Lab 10: Bivariate Map

Lab 10: Bivariate Map


A bivariate map showing the relationship between graduation rate and poverty, using a choropleth map with two sets of sequential data. 

Example of a Bivariate Map

Example of an Interesting Bivariate Map 
This is a really interesting example of a bivariate map showing Australia's climate using color, as well as other features using symbols. The color scheme is great because it looks earthy and natural, while still having enough contrast to show changes in trends. 

Monday, November 11, 2013

Lab 9: Dot Density Map

Lab 9: Dot Density Map


Example of a Dot Density map

Example of a Dot Density Map


This is a cool example of dot density map which shows smartphone use by tracking Tweets and type of smartphone. The dots represent numbers of Tweets, which the color represents the type of smartphone used. 

Example of an Isoline Map

Example of an Isoline map

This map shows the activity of the Arctic ozone hole event in 2000, with isolines indicating its growth.

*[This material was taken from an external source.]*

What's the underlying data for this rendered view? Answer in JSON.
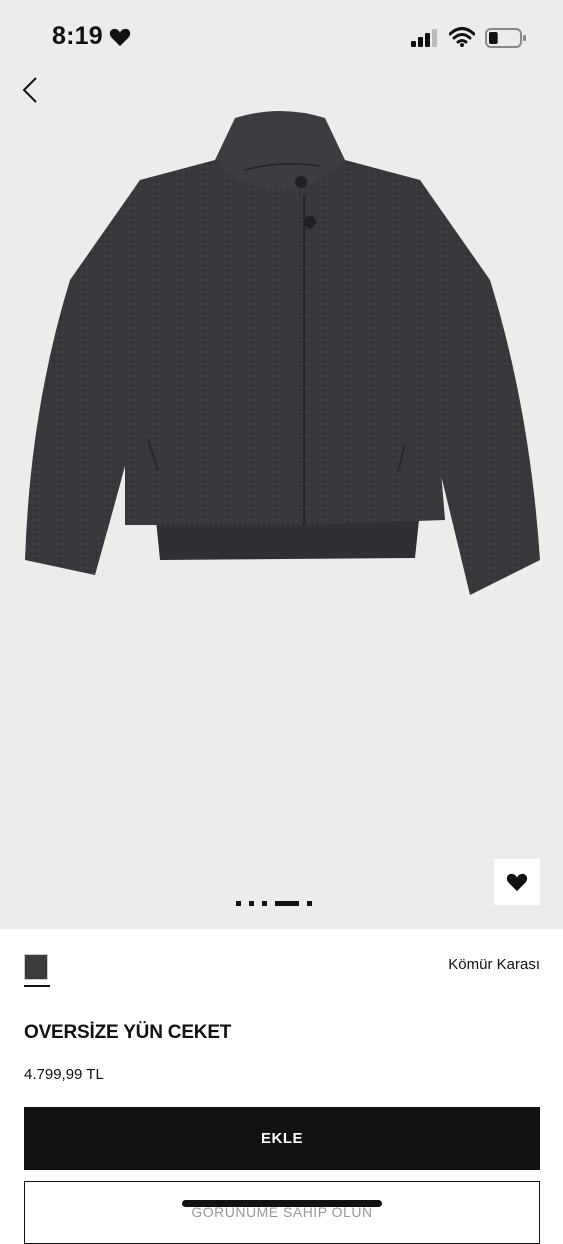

Source: http://www.atmosp.physics.utoronto.ca/SPARC/News16/16_Canziani.html

Example of Proportional Symbol Map

Example of a Proportional Symbol Map 
This is an interesting proportional symbol style map which has two datasets representing the area of the location represented and the population density of that city. The symbols are graduated according to the population size.

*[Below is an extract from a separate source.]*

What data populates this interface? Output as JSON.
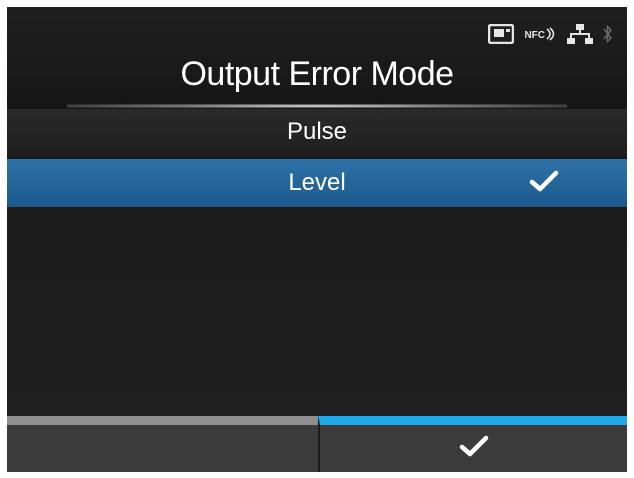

Source: http://wiki.cns.iu.edu/display/CISHELL/Proportional+Symbol+Map

Thursday, November 7, 2013

Final Project Proposal

Title: Smartphones, A worldwide phenomenon

Description: Smartphones are used worldwide, and by a wide range of ages and societies. As an avid user of my smartphone, I am curious to know the habits of other people around the world. For my final project, I would like to do a world map of smartphone users, and I would like to use a proportional symbol technique. I would like the symbol to have two aspects, size and color/fill, to indicate the volume of users for each country, and the most widely used brand/design/type in that area.

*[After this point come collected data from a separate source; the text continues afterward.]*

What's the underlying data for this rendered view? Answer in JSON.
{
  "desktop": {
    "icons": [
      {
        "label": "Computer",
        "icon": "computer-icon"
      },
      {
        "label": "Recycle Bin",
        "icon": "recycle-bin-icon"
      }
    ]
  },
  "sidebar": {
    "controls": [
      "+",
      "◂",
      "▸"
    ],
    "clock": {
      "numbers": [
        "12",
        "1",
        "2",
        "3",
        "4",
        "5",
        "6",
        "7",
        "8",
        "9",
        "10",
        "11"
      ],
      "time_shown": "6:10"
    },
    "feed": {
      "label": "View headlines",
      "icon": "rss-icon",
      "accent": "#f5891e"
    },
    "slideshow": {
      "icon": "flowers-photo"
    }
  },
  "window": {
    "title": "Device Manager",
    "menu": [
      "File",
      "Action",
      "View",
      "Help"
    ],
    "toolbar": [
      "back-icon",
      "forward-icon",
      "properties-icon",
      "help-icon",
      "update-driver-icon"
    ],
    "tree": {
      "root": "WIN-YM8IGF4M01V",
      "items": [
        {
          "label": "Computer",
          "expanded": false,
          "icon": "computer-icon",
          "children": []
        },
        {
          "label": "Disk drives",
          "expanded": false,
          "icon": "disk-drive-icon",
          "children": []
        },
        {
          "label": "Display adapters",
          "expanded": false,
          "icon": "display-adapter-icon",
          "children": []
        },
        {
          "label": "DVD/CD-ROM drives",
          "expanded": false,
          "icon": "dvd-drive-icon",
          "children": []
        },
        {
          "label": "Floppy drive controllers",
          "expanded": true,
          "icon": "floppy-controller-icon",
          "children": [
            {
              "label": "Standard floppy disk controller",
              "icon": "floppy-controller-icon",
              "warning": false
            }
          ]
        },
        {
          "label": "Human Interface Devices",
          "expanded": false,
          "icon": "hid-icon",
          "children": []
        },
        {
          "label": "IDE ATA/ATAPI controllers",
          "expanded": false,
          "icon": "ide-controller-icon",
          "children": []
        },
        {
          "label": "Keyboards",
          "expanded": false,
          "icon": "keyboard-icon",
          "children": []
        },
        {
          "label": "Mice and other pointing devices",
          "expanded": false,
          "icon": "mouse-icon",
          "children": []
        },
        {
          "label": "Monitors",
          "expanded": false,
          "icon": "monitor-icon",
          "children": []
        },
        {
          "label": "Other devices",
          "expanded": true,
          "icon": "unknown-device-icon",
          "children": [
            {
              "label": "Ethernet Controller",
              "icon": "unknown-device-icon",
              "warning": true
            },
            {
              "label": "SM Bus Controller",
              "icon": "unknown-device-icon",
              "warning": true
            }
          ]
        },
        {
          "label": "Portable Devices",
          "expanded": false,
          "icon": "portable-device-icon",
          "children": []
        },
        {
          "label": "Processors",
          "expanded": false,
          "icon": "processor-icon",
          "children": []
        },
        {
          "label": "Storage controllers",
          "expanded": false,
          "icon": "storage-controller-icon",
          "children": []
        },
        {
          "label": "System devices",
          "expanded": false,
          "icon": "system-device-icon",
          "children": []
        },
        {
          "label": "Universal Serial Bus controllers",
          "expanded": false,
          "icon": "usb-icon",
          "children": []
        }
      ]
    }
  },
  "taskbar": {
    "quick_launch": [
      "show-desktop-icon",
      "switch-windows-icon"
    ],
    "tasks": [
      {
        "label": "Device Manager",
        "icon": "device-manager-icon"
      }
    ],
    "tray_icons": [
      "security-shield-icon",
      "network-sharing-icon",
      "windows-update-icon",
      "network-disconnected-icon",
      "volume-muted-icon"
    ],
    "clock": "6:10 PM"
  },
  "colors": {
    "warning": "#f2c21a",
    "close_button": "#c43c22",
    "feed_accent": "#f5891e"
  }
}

Audience: Current smartphone users, people who don't use smartphones but are considering trying it, advertisers who want to better utilize social media/apps, business owners who want to better utilize social media/apps, People who are developing new software, applications, and new sites.

Technique: Proportional symbols and color aspects

Scope: Worldwide, major cities or regions

Data Specs: I am having trouble narrowing down a source for my data, but I know I will need the statistics for number of users in each country and of which social media tools/sites. I found a good source which gives info about providers, brands, and other smartphone/mobile phone statistics for major world regions

http://mobithinking.com/mobile-marketing-tools/latest-mobile-stats/a#subscribers


Basemap: I will need a basemap of the entire world

Production steps:
The first step will be to locate data and arrange it according to most users per country
The second step will be selecting a symbol then creating proportional symbols for each country
The third step will be strategically placing these symbols so that they accurately represent the area but allow maximum readability

Possible challenges: Finding good data has already proved challenging. It is also possible that my scope is too large, and maybe I could focus on a smaller area if it becomes too overwhelming. An issue I encountered with my proportional symbol map in our previous lab was that the data range was too high, making the smallest symbol almost impossible to see, and the largest symbol bigger than the basemap. I also want to make sure I'm accurately representing worldwide statistics, I suppose the data by region might be slightly skewed or arbitrary.